Over the last 5 years, the DC has worked on over 300 research projects. We are the data team for the Pittsburgh Pepper Center (funded through NIA P30 grant), the Multidisciplinary Clinical Research Scholars Program (funded through NIH's Clinical and Translational Science Award, CTSA), and the Consortium of Radiologic Imaging Studies of Polycystic Kidney Disease (CRISP) (funded through a cooperative agreement with NIDDK). Dr. Doris Rubio serves as the Core Director for the Design, Biostatistics, and Clinical Research Ethics for the Clinical and Translational Science Institute (funded through NIH's CTSA). We have provided data management and statistical support for numerous grants such as R01, R21, R34, and K awards. Projects on which we have worked range from multisite randomized clinical trials to pilot studies. We specialize in the development of paperless data collection systems using both the internet and tablet PCs.

DC Systems for Data Management

The System for Data Management (SYSDM) software systems we create are designed to support investigators seeking customized solutions to data collection, tracking, follow up, and reporting and analysis needs. SYSDMs are developed based on detailed study protocols and requirements. We work closely with investigators and other study personnel to ensure that protocols are being followed, data integrity and confidentiality are maintained, and that resulting data contains a minimum of incorrect and missing data. SYSDMs facilitate the generation of clean datasets by guiding interviewers through the data collection process in such a way as to display only questions and screens that are appropriate for the particular subject, eliminating the possibility of most incorrect entries and preventing the necessity of extensive recoding and cleaning by the statistician. SYSDMs also perform important tracking duties by monitoring such parameters as eligibility status, follow up interviews due, study group, etc. to ensure that the required data collection instruments are administered within the time constraints dictated by the study protocol.

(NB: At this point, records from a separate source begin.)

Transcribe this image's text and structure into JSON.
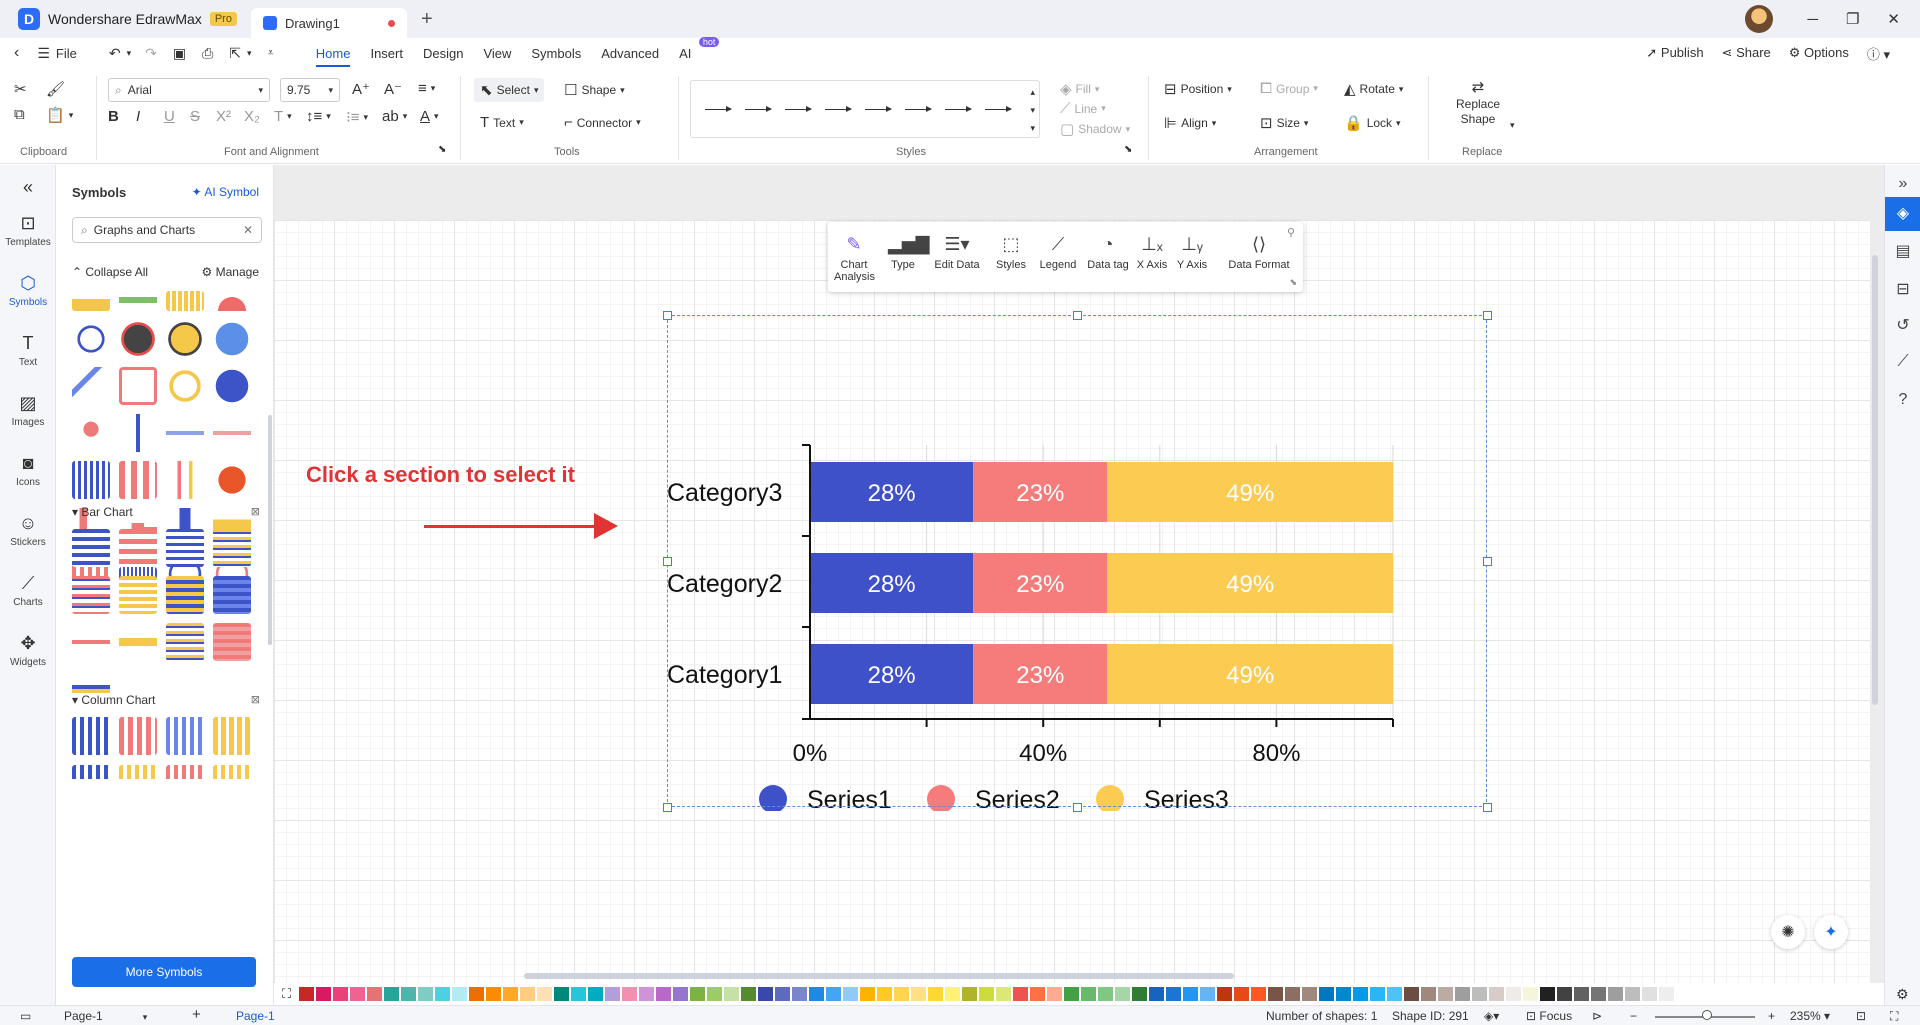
{
  "titlebar": {
    "app_name": "Wondershare EdrawMax",
    "pro_badge": "Pro",
    "doc_tab": "Drawing1",
    "new_tab": "+"
  },
  "menu": {
    "file": "File",
    "items": [
      "Home",
      "Insert",
      "Design",
      "View",
      "Symbols",
      "Advanced",
      "AI"
    ],
    "ai_badge": "hot",
    "publish": "Publish",
    "share": "Share",
    "options": "Options"
  },
  "ribbon": {
    "font_name": "Arial",
    "font_size": "9.75",
    "select": "Select",
    "shape": "Shape",
    "text": "Text",
    "connector": "Connector",
    "fill": "Fill",
    "line": "Line",
    "shadow": "Shadow",
    "position": "Position",
    "group": "Group",
    "rotate": "Rotate",
    "align": "Align",
    "size": "Size",
    "lock": "Lock",
    "replace_shape_1": "Replace",
    "replace_shape_2": "Shape",
    "groups": {
      "clipboard": "Clipboard",
      "font": "Font and Alignment",
      "tools": "Tools",
      "styles": "Styles",
      "arrangement": "Arrangement",
      "replace": "Replace"
    }
  },
  "rail": [
    "Templates",
    "Symbols",
    "Text",
    "Images",
    "Icons",
    "Stickers",
    "Charts",
    "Widgets"
  ],
  "panel": {
    "title": "Symbols",
    "ai_symbol": "AI Symbol",
    "search_value": "Graphs and Charts",
    "collapse_all": "Collapse All",
    "manage": "Manage",
    "section_bar": "Bar Chart",
    "section_column": "Column Chart",
    "more_symbols": "More Symbols"
  },
  "canvas": {
    "hint": "Click a section to select it"
  },
  "chart_toolbar": [
    {
      "label1": "Chart",
      "label2": "Analysis"
    },
    {
      "label1": "Type",
      "label2": ""
    },
    {
      "label1": "Edit Data",
      "label2": ""
    },
    {
      "label1": "Styles",
      "label2": ""
    },
    {
      "label1": "Legend",
      "label2": ""
    },
    {
      "label1": "Data tag",
      "label2": ""
    },
    {
      "label1": "X Axis",
      "label2": ""
    },
    {
      "label1": "Y Axis",
      "label2": ""
    },
    {
      "label1": "Data Format",
      "label2": ""
    }
  ],
  "chart_data": {
    "type": "bar",
    "orientation": "horizontal",
    "stacked": true,
    "categories": [
      "Category3",
      "Category2",
      "Category1"
    ],
    "series": [
      {
        "name": "Series1",
        "values": [
          28,
          28,
          28
        ],
        "color": "#3f51c8"
      },
      {
        "name": "Series2",
        "values": [
          23,
          23,
          23
        ],
        "color": "#f67c7c"
      },
      {
        "name": "Series3",
        "values": [
          49,
          49,
          49
        ],
        "color": "#fccb52"
      }
    ],
    "data_labels": [
      "28%",
      "23%",
      "49%"
    ],
    "xticks": [
      "0%",
      "40%",
      "80%"
    ],
    "xlim": [
      0,
      100
    ],
    "legend_position": "bottom",
    "grid": true
  },
  "status": {
    "page_select": "Page-1",
    "page_tab": "Page-1",
    "shapes": "Number of shapes: 1",
    "shape_id": "Shape ID: 291",
    "focus": "Focus",
    "zoom": "235%"
  },
  "palette": [
    "#c62828",
    "#d81b60",
    "#ec407a",
    "#f06292",
    "#e57373",
    "#26a69a",
    "#4db6ac",
    "#80cbc4",
    "#4dd0e1",
    "#b2ebf2",
    "#ef6c00",
    "#fb8c00",
    "#ffa726",
    "#ffcc80",
    "#ffe0b2",
    "#00897b",
    "#26c6da",
    "#00acc1",
    "#b39ddb",
    "#f48fb1",
    "#ce93d8",
    "#ba68c8",
    "#9575cd",
    "#7cb342",
    "#9ccc65",
    "#c5e1a5",
    "#558b2f",
    "#3949ab",
    "#5c6bc0",
    "#7986cb",
    "#1e88e5",
    "#42a5f5",
    "#90caf9",
    "#ffb300",
    "#ffca28",
    "#ffd54f",
    "#ffe082",
    "#fdd835",
    "#fff176",
    "#afb42b",
    "#cddc39",
    "#dce775",
    "#ef5350",
    "#ff7043",
    "#ffab91",
    "#43a047",
    "#66bb6a",
    "#81c784",
    "#a5d6a7",
    "#2e7d32",
    "#1565c0",
    "#1976d2",
    "#2196f3",
    "#64b5f6",
    "#bf360c",
    "#e64a19",
    "#ff5722",
    "#795548",
    "#8d6e63",
    "#a1887f",
    "#0277bd",
    "#0288d1",
    "#039be5",
    "#29b6f6",
    "#4fc3f7",
    "#6d4c41",
    "#a1887f",
    "#bcaaa4",
    "#9e9e9e",
    "#bdbdbd",
    "#d7ccc8",
    "#efebe9",
    "#f5f5dc",
    "#212121",
    "#424242",
    "#616161",
    "#757575",
    "#9e9e9e",
    "#bdbdbd",
    "#e0e0e0",
    "#eeeeee"
  ]
}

Some of the important features of SYSDMs are listed below:

  • Web-based and/or intranet-based
  • Paperless or paper-based data collection
  • Tracking for recruitment, screening, and follow up
  • Automated randomization for randomized clinical trials
  • Range, logical, and other data validation checks
  • Data dictionaries and codebook
  • Customized report generation
  • Training for study teams
  • Generation of analysis datasets
  • Backup and archiving of study data

DC Resources

In addition to personal computers, the DC team has 12 servers, which are maintained by an in-house Systems Administrator. The servers include a data warehousing and file sharing server, a dedicated production web server, a development server, an intranet server, and a multi-core, multi-processor 64-bit server with high-speed RAID arrays for advanced statistical modeling. With our range of specialized servers, we offer both intranet and web-based data management systems, interactive web applications, and secure SSL-based data transfers. For intranet applications, Microsoft Access and SQL Server serve as the relational database management software used to program research databases; for web-based applications, we specialize in .NET, Sharepoint, Flash, and SQL Server as well as many other emerging web technologies.

In adherence to strict security standards, servers are secured behind a firewall, with access to study data restricted to authorized personnel only. All servers use hardware fault tolerance methods to assure the continued availability of data. Backups are run daily and archived weekly. Weekly archived media are stored at an off site secure location.